Some of the restaurants are still on the classic curry mile schedule – busy 7-10pm and quiet until 1 am, when buses full of liquored up, hungry students on their way back from the city centre start pulling in, and frantic until 3 am. But the economic decline of the last few years has ushered in a time of transition on Wilmslow Road. Basically, Haz explains, traders are realising that serving up the same old grub in the same old way isn’t enough these days, and they have to change with the times, or go under.
With that in mind, here are some of the best restaurants, cafes and shisha bars on Curry Mile – and rest assured, these are all forward-thinking places to eat, well worth a special visit.
Here are our picks
Mughli Restaurant & Charcoal Pit, 30 Wilmslow Road, Manchester, Greater Manchester, M14 5TQ - Visit now
Mughli is one of the curry mile’s most highly-regarded restaurants, and for good reason. Alongside the tried and tested classics, you’ll find a menu offering all manner of dishes from the Indian subcontinent and beyond.
MyLahore, 14-18 Wilmslow Rd, Manchester, M14 5TQ - Visit now
MyLahore is a bright modern restaurant, with a contemporary feel. They serve fantastic Indian food, along with a few barbecue and Mediterranean dishes. The atmosphere is upbeat and ideal for a laidback bite to eat on Rusholme’s Curry Mile.
Al Madina, 76 Wilmslow Rd, Manchester, M14 5AL
A must-try place is the worker’s cafe, Al Madina – go for the lamb balti they make fresh every morning. If you ask for it ‘Apna style’ it means, ‘our way’ meaning it’s generally cooked slightly longer, with more spices. Also worth trying are the house-made gol-gappa: light-as-air semolina fritters you fill up you fill up with a potato and chickpea chaat as well as a tangy tamarind ‘khatta pani’ sauce – and then try to fit in your mouth without making a mess. It’s worth the embarrassment, honestly. And of course, the lamb balti, which is tender and deeply spiced.

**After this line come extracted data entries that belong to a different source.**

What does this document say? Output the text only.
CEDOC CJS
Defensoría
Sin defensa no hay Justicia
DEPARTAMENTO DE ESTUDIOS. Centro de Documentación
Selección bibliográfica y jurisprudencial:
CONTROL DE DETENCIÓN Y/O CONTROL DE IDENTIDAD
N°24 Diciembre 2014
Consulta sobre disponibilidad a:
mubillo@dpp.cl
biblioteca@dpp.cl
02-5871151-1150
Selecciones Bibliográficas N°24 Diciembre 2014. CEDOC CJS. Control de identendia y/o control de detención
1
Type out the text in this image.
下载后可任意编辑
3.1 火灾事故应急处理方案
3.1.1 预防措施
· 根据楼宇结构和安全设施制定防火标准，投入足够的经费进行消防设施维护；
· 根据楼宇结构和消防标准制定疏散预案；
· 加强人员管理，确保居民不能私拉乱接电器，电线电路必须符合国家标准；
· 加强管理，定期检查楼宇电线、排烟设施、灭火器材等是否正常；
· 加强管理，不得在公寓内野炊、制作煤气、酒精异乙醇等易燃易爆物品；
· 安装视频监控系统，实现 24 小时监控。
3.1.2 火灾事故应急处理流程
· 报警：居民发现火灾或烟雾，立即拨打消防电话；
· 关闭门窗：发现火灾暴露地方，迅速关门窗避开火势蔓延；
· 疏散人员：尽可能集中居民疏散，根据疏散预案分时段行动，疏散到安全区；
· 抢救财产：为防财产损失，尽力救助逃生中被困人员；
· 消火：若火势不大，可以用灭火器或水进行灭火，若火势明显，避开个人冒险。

Jaffa Restaurant, 185 Wilmslow Rd, Manchester, M14 5AP
Jaffa’s always busy, and it’s easy to see why. Inexpensive, high quality food in a pleasant setting. Their fattayer, hummous and fresh dips are beyond compare – but go early if you want shawarma as they typically sell out.
Pastry House, Unit 2, Walmer St E, Manchester, M14 5SS - Visit now
Pastry House is a wonderful Lebanese bakery tucked away off Wilmslow Road. It started out catering mainly to restaurants, but its popularity necessitated the addition of an eat-in cafe. This is the place to come for sweet stuff like baklava, konafa with cream (my favourite), cashew fingers and the like as well as fresh, house-made labneh (an intensely sharp soft cheese) and savoury snacks. We try some moreish flatbreads: one flecked with za’tar and cheese, and the minced-lamb topped lahm belajin – like pizza but more interesting.